Do lado dos avaliados, os mesmos problemas, apesar de estarem satisfeitos por finalmente terem uma avaliação real e adaptada à profissão, que lhes permite reflectir e fazer planos para melhorarem. Rosa Simões é professora contratada de Matemática e prefere solucionar os problemas do que tentar abolir todo um projecto através de manifestações como a de hoje. “Eu discordo de alguns pontos da avaliação mas não do processo em si, porque introduziu alguma justiça”, diz. “A minha perspectiva é vamos experimentar, ver, moldar, adaptar e melhorar”.

E concluiu que a parte da formação não está a funcionar, especialmente para os contratados. Aponta também dificuldades à contabilização das faltas e à eficácia da observação de apenas duas aulas. “Não gostei que as regras do jogo estivessem sempre a ser mudadas ao longo do ano lectivo”, aponta, admitindo que ficou feliz por as notas dos alunos não contarem, por considerar perigoso um critério que depende directamente do docente.

Alunos querem avaliar mestres

Os alunos também querem dar notas aos “stores”. Rogério Azevedo, 16 anos, aluno do 11º ano e presidente da Associação de Estudantes, considera que agora os professores têm mais “metodologia” e deixa um conselho aos docentes das outras escolas: “Deviam perder um bocadinho menos de tempo a pensar naquilo que está mal na avaliação”. E até sugere uma nova nomenclatura: “gestão de desempenho”, pois os docentes podem, só pela leitura do que é pedido, perceber se estão na rota certa ou prestes a naufragar.
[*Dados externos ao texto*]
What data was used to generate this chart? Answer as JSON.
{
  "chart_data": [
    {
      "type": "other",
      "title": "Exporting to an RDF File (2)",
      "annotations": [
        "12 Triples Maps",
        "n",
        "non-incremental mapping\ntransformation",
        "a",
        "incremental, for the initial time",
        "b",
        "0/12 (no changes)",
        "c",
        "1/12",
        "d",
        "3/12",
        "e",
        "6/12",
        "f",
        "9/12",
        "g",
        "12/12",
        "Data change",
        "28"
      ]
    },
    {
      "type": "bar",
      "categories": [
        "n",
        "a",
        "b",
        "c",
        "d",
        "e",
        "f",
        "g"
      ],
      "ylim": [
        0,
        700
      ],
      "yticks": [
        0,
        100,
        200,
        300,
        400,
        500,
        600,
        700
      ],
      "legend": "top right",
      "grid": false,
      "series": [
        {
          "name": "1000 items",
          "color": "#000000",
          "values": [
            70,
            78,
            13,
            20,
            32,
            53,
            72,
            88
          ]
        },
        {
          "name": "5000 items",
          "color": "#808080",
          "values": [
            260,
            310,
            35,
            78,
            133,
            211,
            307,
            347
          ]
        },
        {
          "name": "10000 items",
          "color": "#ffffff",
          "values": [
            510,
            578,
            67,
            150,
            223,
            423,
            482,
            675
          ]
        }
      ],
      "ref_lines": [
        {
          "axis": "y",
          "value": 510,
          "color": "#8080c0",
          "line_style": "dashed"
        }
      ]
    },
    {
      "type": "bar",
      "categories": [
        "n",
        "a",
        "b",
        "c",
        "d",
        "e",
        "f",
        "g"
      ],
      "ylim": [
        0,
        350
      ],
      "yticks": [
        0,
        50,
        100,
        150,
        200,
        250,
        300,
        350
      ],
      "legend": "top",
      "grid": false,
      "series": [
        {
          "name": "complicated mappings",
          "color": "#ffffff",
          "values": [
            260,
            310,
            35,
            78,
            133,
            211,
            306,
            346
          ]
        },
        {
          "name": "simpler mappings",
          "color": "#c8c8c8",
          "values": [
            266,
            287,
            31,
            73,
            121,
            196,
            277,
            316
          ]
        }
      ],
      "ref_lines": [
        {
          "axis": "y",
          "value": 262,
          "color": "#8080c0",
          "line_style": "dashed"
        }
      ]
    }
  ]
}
Depois recorda, que “a subida na carreira é apenas um item do processo”. E resume: “A profissão de professor vai marcar o cidadão, o aluno, o jovem em termos de evolução enquanto pessoa. Se esse professor for mau vamos ter jovens maus. Se as outras profissões são avaliadas porque é que esta com este acréscimo de responsabilidade de formar pessoas não é?”. Sobre os próximos anos admite uma evolução semelhante à do IRS: “Talvez alguns campos sejam preenchidos automaticamente e o professor só os mude se quiser”.

Para a professora de História e avaliadora Cibele Guerreiro a clareza da escola foi a âncora do sucesso, para o qual também contribuiu o “simplex” do modelo inicial. Sobre as aulas que observou diz ter sentido orgulho pelo profissionalismo dos colegas. Mas não concorda que a observação conte para a subida na carreira. “Deviam servir para a auto-reflexão, para discutir com os colegas e contar apenas negativamente para quem não nos quisesse abrir a porta”, sugere. “Fiquei a perceber que o domínio dos conteúdos científicos nunca é demasiado”. Sobre manifestações como a de esta tarde, sente que “o extremar de posições não foi bom para as escolas”. E acrescenta: “Temos que implementar e experimentar e depois então criticar e o ministério deve ter ouvidos abertos para tentar corrigir porque nenhum projecto à partida é perfeito”.

Quando questionada sobre o melhor deste processo, Isabel Saraiva não duvida que foi ter unido e posto os professores da sua instituição a trabalhar em conjunto. “As pessoas conversam mais umas com as outras e deixaram de trabalhar tão isoladas. Pouco a pouco o professor deixa de ser rei e senhor dentro da sala de aula”.